Another nice solution is to use datastreams if you have append-only data. See Data streams | Elasticsearch Guide [8.9] | Elastic

So if I understand correctly I have to create a data stream corresponding to my index? Will it have an impact on my index? Because my index is fed from a logstash script. Then I created a data view from my index to be able to visualize it on kibana.
So I'd like to know if using data feeds will have any impact on my architecture.

Here is my logstash conf

input {
  file {
    path => "/scanNessus/*.csv"
    start_position => "beginning"
    #sincedb_path => "/dev/null"
  }
}

filter {
  csv {
    separator => ","
    skip_header => "true"
    skip_empty_rows => true
    columns => [
      "Plugin_ID",
      "CVE",
      "CVSS_v2.0_Base_Score",
      "Risk",
      "Host",
      "Protocol",
      "Port",
      "Name",
      "CVSS_v3.0_Base_Score",
      "CVSS_v2.0_Temporal_Score",
      "CVSS_v3.0_Temporal_Score",
      "Risk_Factor",
      "Metasploit",
      "Core_Impact",
      "CANVAS",
      "date",
      "Nom_Application",
      "Niveau_2_Contact",
      "Niveau_3_Contact"
    ]
  }
  mutate {
    add_field => { "Plugin_Host" => "%{Plugin_ID}-%{Host}" }
  }
}
output {
  elasticsearch {
    hosts =>  "localhost:9200"
    index => "nms"
    template_name => "template"
  }

  stdout {}
}

All my data are sent in my index name nms

Are you trying to get information from Welcome to Tenable Security Center (Tenable Security Center 6.2.x)?
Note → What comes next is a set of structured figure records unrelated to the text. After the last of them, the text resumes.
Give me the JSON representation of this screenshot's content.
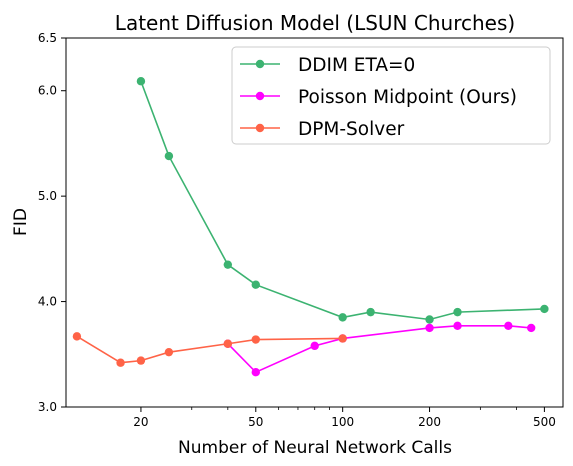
{
  "chart_data": {
    "type": "line",
    "title": "Latent Diffusion Model (LSUN Churches)",
    "xlabel": "Number of Neural Network Calls",
    "ylabel": "FID",
    "xscale": "log",
    "xlim": [
      11,
      580
    ],
    "ylim": [
      3.0,
      6.5
    ],
    "xticks": [
      {
        "value": 20,
        "label": "20"
      },
      {
        "value": 50,
        "label": "50"
      },
      {
        "value": 100,
        "label": "100"
      },
      {
        "value": 200,
        "label": "200"
      },
      {
        "value": 500,
        "label": "500"
      }
    ],
    "yticks": [
      {
        "value": 3.0,
        "label": "3.0"
      },
      {
        "value": 4.0,
        "label": "4.0"
      },
      {
        "value": 5.0,
        "label": "5.0"
      },
      {
        "value": 6.0,
        "label": "6.0"
      },
      {
        "value": 6.5,
        "label": "6.5"
      }
    ],
    "legend_position": "top-right",
    "grid": false,
    "series": [
      {
        "name": "DDIM ETA=0",
        "color": "#3cb371",
        "points": [
          [
            20,
            6.09
          ],
          [
            25,
            5.38
          ],
          [
            40,
            4.35
          ],
          [
            50,
            4.16
          ],
          [
            100,
            3.85
          ],
          [
            125,
            3.9
          ],
          [
            200,
            3.83
          ],
          [
            250,
            3.9
          ],
          [
            500,
            3.93
          ]
        ]
      },
      {
        "name": "Poisson Midpoint (Ours)",
        "color": "#ff00ff",
        "points": [
          [
            40,
            3.6
          ],
          [
            50,
            3.33
          ],
          [
            80,
            3.58
          ],
          [
            100,
            3.65
          ],
          [
            200,
            3.75
          ],
          [
            250,
            3.77
          ],
          [
            375,
            3.77
          ],
          [
            450,
            3.75
          ]
        ]
      },
      {
        "name": "DPM-Solver",
        "color": "#ff6347",
        "points": [
          [
            12,
            3.67
          ],
          [
            17,
            3.42
          ],
          [
            20,
            3.44
          ],
          [
            25,
            3.52
          ],
          [
            40,
            3.6
          ],
          [
            50,
            3.64
          ],
          [
            100,
            3.65
          ]
        ]
      }
    ]
  }
}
If so, I think you should just use the integration we have:

If you are using an alias, that will be easy. If not, then you probably need to do everything from scratch. See Set up a data stream | Elasticsearch Guide [8.11] | Elastic

But as noted:

If you use Fleet or Elastic Agent, skip this tutorial. Fleet and Elastic Agent set up data streams for you. See Fleet’s data streams documentation.

Also, using ECS instead of your own schema for this use case is better IMO as it's a de-facto standard nowadays. This is what Elastic Agents are actually generating.

Here's some documentation about Logstash datastreams: Elasticsearch output plugin | Logstash Reference [8.11] | Elastic

This topic was automatically closed 28 days after the last reply. New replies are no longer allowed.